Info Collectif VAN - www.collectifvan.org - Le Collectif VAN vous propose de redécouvrir cet article paru le 10 mars 2007 sur The Economist et que nous avions porté à votre connaissance le 15 mars 2007.



Un nationalisme virulent menace de déchirer le pays fragilisé


The Economist
(10 Mars 2007)

Assis dans un bureau couvert de bannières ottomanes, de portraits d’Atatürk et du drapeau turc, Kemal Kerincsiz, un avocat, dit que sa mission dans la vie est de protéger la nation turque de "l’impérialisme occidental et des forces mondiales qui veulent nous démembrer et nous détruire."
Au cours de ces deux dernières années, Kerincsiz et son Union des Juristes turcs ont initié une série de procès contre des intellectuels turcs, usant de l’Article 301 du code pénal qui fait de "l’insulte à la turcité" un crime pénal.

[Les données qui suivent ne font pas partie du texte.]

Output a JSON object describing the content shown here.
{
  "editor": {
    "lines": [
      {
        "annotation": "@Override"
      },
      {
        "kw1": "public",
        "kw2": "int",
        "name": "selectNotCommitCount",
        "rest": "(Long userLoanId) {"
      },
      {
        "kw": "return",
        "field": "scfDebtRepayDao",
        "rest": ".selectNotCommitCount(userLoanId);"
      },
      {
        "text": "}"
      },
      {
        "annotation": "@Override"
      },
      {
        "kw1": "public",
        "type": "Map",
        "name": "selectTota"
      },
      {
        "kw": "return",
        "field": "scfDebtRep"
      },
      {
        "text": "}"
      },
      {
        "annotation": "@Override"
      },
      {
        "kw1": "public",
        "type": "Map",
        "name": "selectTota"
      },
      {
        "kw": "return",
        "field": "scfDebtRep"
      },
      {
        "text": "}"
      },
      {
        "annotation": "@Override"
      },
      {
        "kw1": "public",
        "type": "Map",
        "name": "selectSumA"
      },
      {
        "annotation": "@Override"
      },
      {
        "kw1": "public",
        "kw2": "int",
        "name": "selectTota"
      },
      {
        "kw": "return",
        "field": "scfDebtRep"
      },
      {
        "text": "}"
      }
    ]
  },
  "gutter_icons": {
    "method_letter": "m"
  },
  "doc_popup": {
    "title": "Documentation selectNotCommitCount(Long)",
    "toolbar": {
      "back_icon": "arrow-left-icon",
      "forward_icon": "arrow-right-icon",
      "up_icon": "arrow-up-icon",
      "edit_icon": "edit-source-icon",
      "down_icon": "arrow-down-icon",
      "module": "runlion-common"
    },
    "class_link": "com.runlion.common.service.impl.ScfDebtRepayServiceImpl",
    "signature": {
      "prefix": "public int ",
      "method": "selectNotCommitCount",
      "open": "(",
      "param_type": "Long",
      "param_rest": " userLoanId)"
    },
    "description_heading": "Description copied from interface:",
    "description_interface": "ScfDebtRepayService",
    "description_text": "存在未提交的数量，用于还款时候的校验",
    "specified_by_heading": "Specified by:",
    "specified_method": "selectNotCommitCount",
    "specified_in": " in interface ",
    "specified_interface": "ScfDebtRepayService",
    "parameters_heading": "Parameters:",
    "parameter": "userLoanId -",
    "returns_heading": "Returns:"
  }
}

Kerincsiz a confiné son nationalisme dans les tribunaux. Mais ailleurs, de nouveaux groupe d’ultranationalistes, certains dirigés par des officiers de l’armée à la retraite, ont juré sur des armes et le Coran de rendre les Turcs "les maîtres du monde" et même "de mourir et de tuer" dans le processus.
En janvier, l’une des cibles de Kerincsiz, le directeur turco-arménien d’un journal, Hrant Dink, a été abattu par Ogun Samast, 17 ans, parce qu’il avait "insulté les Turcs." Le meurtre, en plein jour, dans une des rues les plus animées d’Istanbul, a été la manifestation glaçante de la résurgence du nationalisme xénophobe dirigé contre les minorités non musulmanes de Turquie et les Kurdes -- plus leurs défenseurs dans l’élite libérale.

La recrudescence menace de faire disparaître les bienfaits de quatre années de réformes effectuées par le gouvernement à tendance islamiste modéré, dirigé par Recep Tayyip Erdogan. Et de fait, c’est en partie en réponse à ces réformes -- davantage de liberté pour les Kurdes, une légère coupe dans les pouvoirs de l’armée, des concessions sur Chypre -- que les passions nationalistes ont resurgi.

De savoir que de nombreux pays de l’Union européenne ne veulent pas que la Turquie en devienne membre les a enflammé davantage (l’UE a partiellement suspendu les négociations d’adhésion avec la Turquie en décembre, en raison de son refus d’ouvrir ses ports et son espace aérien aux Chypriotes grecs).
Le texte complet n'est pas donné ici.